Earlier this fall there was a lot of talk about e-readers being a popular holiday gift this year. One poll indicated that 21% of respondents planned to get an e-reader this year. So why have Barnes & Noble and Sony done such a bad job of managing inventory?
Sony's flagship e-reader, the Reader Daily Edition, is available for pre-order, but orders have a ship date of anywhere from December 18th to January 8th, and Sony won't guarantee a delivery date. Barnes & Noble is shipping the Nook in time for the holidays, but only to people who pre-ordered before November 20th. Brick & mortar Barnes & Noble stores were supposed to get Nooks on November 30th, but that has been delayed to December 7th and now the Nook will only be in their "high-volume" stores in limited numbers, according to an article at The Wall Street Journal.
Normally I'd assume shortages of a potentially hot new gadget would be a marketing ploy: using artificial scarcity to drive up demand is a tactic used since hucksters were selling snake oil out of the back of their horse-drawn carriages. I don't think that's the case this time. People hoping to give or get an e-reader this holiday season have a readily available, popular alternative – the Amazon Kindle – which is in-stock and ready to ship (and Amazon is advertising the Kindle on TV).
So what's the truth here? Were Sony and Barnes & Noble just caught by surprise? Did they not expect their devices to sell? That makes no sense. Have they just been behind schedule since well before launch, unable to get ahead of demand? Maybe.

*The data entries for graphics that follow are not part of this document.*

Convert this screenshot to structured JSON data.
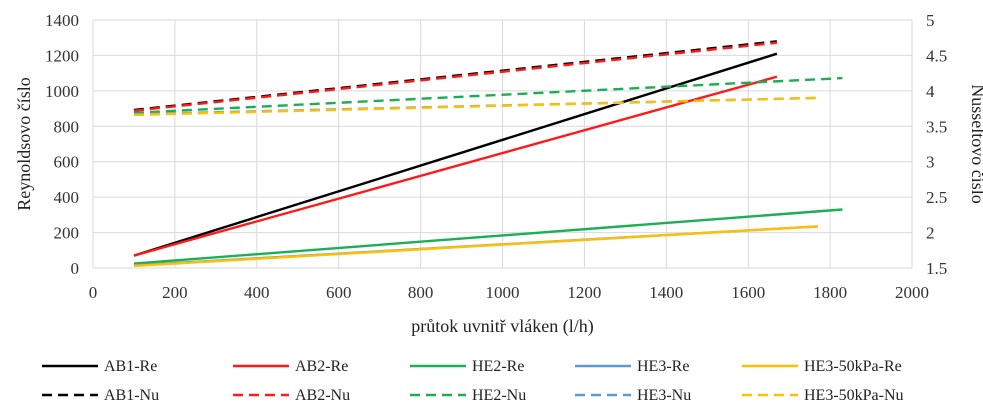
{
  "chart_data": {
    "type": "line",
    "title": "",
    "xlabel": "průtok uvnitř vláken (l/h)",
    "ylabel_left": "Reynoldsovo číslo",
    "ylabel_right": "Nusseltovo číslo",
    "xlim": [
      0,
      2000
    ],
    "xticks": [
      "0",
      "200",
      "400",
      "600",
      "800",
      "1000",
      "1200",
      "1400",
      "1600",
      "1800",
      "2000"
    ],
    "ylim_left": [
      0,
      1400
    ],
    "yticks_left": [
      "0",
      "200",
      "400",
      "600",
      "800",
      "1000",
      "1200",
      "1400"
    ],
    "ylim_right": [
      1.5,
      5
    ],
    "yticks_right": [
      "1.5",
      "2",
      "2.5",
      "3",
      "3.5",
      "4",
      "4.5",
      "5"
    ],
    "grid": true,
    "legend_position": "bottom",
    "series": [
      {
        "name": "AB1-Re",
        "axis": "left",
        "style": "solid",
        "color": "#000000",
        "x": [
          100,
          1670
        ],
        "y": [
          70,
          1210
        ]
      },
      {
        "name": "AB2-Re",
        "axis": "left",
        "style": "solid",
        "color": "#ff1a1a",
        "x": [
          100,
          1670
        ],
        "y": [
          70,
          1080
        ]
      },
      {
        "name": "HE2-Re",
        "axis": "left",
        "style": "solid",
        "color": "#1aaf55",
        "x": [
          100,
          1830
        ],
        "y": [
          25,
          330
        ]
      },
      {
        "name": "HE3-Re",
        "axis": "left",
        "style": "solid",
        "color": "#5b9bd5",
        "x": [
          100,
          1770
        ],
        "y": [
          15,
          235
        ]
      },
      {
        "name": "HE3-50kPa-Re",
        "axis": "left",
        "style": "solid",
        "color": "#ffc000",
        "x": [
          100,
          1770
        ],
        "y": [
          12,
          235
        ]
      },
      {
        "name": "AB1-Nu",
        "axis": "right",
        "style": "dashed",
        "color": "#000000",
        "x": [
          100,
          1670
        ],
        "y": [
          3.73,
          4.7
        ]
      },
      {
        "name": "AB2-Nu",
        "axis": "right",
        "style": "dashed",
        "color": "#ff1a1a",
        "x": [
          100,
          1670
        ],
        "y": [
          3.72,
          4.68
        ]
      },
      {
        "name": "HE2-Nu",
        "axis": "right",
        "style": "dashed",
        "color": "#1aaf55",
        "x": [
          100,
          1830
        ],
        "y": [
          3.69,
          4.18
        ]
      },
      {
        "name": "HE3-Nu",
        "axis": "right",
        "style": "dashed",
        "color": "#5b9bd5",
        "x": [
          100,
          1770
        ],
        "y": [
          3.67,
          3.9
        ]
      },
      {
        "name": "HE3-50kPa-Nu",
        "axis": "right",
        "style": "dashed",
        "color": "#ffc000",
        "x": [
          100,
          1770
        ],
        "y": [
          3.66,
          3.9
        ]
      }
    ]
  }
}
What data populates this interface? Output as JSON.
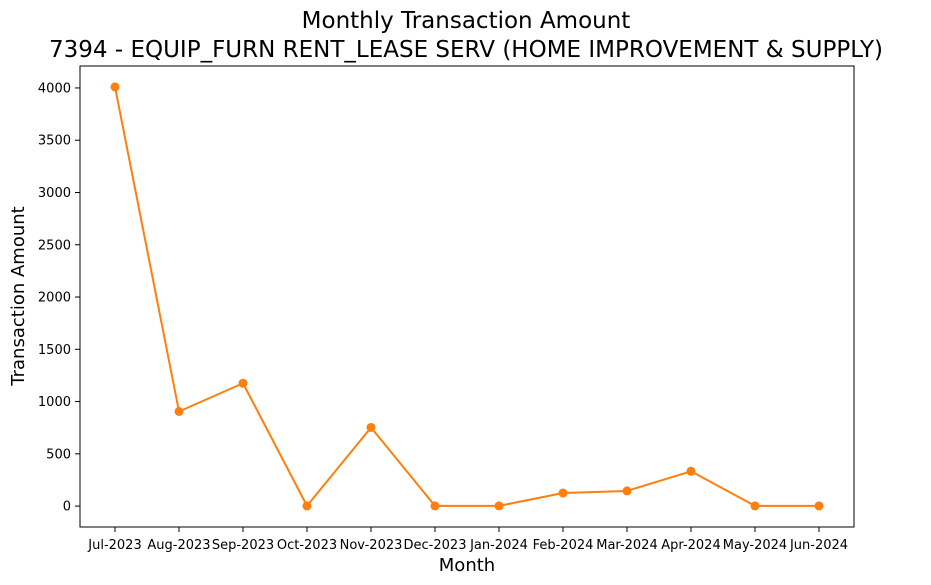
{
  "chart_data": {
    "type": "line",
    "title": "Monthly Transaction Amount",
    "subtitle": "7394 - EQUIP_FURN RENT_LEASE SERV (HOME IMPROVEMENT & SUPPLY)",
    "xlabel": "Month",
    "ylabel": "Transaction Amount",
    "categories": [
      "Jul-2023",
      "Aug-2023",
      "Sep-2023",
      "Oct-2023",
      "Nov-2023",
      "Dec-2023",
      "Jan-2024",
      "Feb-2024",
      "Mar-2024",
      "Apr-2024",
      "May-2024",
      "Jun-2024"
    ],
    "series": [
      {
        "values": [
          4010,
          905,
          1175,
          2,
          752,
          2,
          2,
          125,
          145,
          333,
          2,
          2
        ],
        "color": "#ff7f0e",
        "marker": "circle"
      }
    ],
    "yticks": [
      0,
      500,
      1000,
      1500,
      2000,
      2500,
      3000,
      3500,
      4000
    ],
    "ylim": [
      -200,
      4210
    ],
    "grid": false,
    "legend": false
  }
}
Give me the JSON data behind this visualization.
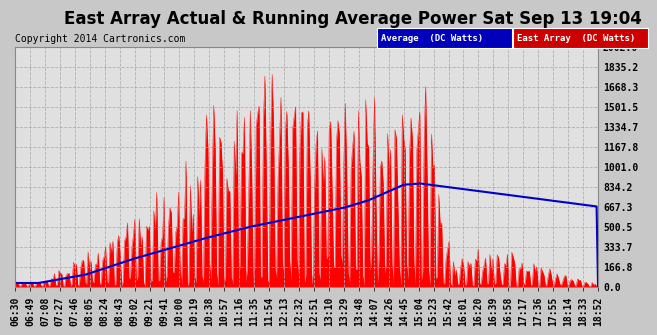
{
  "title": "East Array Actual & Running Average Power Sat Sep 13 19:04",
  "copyright": "Copyright 2014 Cartronics.com",
  "ylabel_values": [
    0.0,
    166.8,
    333.7,
    500.5,
    667.3,
    834.2,
    1001.0,
    1167.8,
    1334.7,
    1501.5,
    1668.3,
    1835.2,
    2002.0
  ],
  "ymax": 2002.0,
  "ymin": 0.0,
  "legend_avg_label": "Average  (DC Watts)",
  "legend_ea_label": "East Array  (DC Watts)",
  "avg_color": "#0000cc",
  "ea_color": "#ff0000",
  "fig_bg_color": "#d8d8d8",
  "plot_bg_color": "#e8e8e8",
  "title_color": "#000000",
  "grid_color": "#aaaaaa",
  "x_tick_labels": [
    "06:30",
    "06:49",
    "07:08",
    "07:27",
    "07:46",
    "08:05",
    "08:24",
    "08:43",
    "09:02",
    "09:21",
    "09:41",
    "10:00",
    "10:19",
    "10:38",
    "10:57",
    "11:16",
    "11:35",
    "11:54",
    "12:13",
    "12:32",
    "12:51",
    "13:10",
    "13:29",
    "13:48",
    "14:07",
    "14:26",
    "14:45",
    "15:04",
    "15:23",
    "15:42",
    "16:01",
    "16:20",
    "16:39",
    "16:58",
    "17:17",
    "17:36",
    "17:55",
    "18:14",
    "18:33",
    "18:52"
  ],
  "num_points": 400,
  "title_fontsize": 12,
  "tick_fontsize": 7,
  "copyright_fontsize": 7,
  "legend_avg_bg": "#0000bb",
  "legend_ea_bg": "#cc0000"
}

All three of the 'major' e-reader vendors seems quite reluctant to talk numbers, which would suggest that those numbers aren't high enough to be impressive, so why can't they make enough of the things to meet demand? If this is a marketing tactic, it's a bad one.
Were you hoping to get a Nook or a Reader Daily Edition for the holidays? I had the Nook on my wishlist, personally. But given that it won't be here in time for the holidays, I've scratched it off my list and I'll possibly buy myself one later in the spring, or perhaps just wait for the inevitable improvements in some future Nook II (or a price cut). By blowing the ship date, Barnes & Noble has taken the urgency away from the purchase. If I really, really wanted an e-reader as a holiday gift, I'd "settle" for a Kindle since the gift buyers in my life can easily obtain one. Either way, Barnes & Noble (and the same would apply to Sony) has at best deferred and at worst lost a sale thanks to their inability to manufacture enough of their highly marketed device.
Hmm, what are the odds that December 7th hits and every Barnes & Noble store has stacks and stacks of Nooks for sale?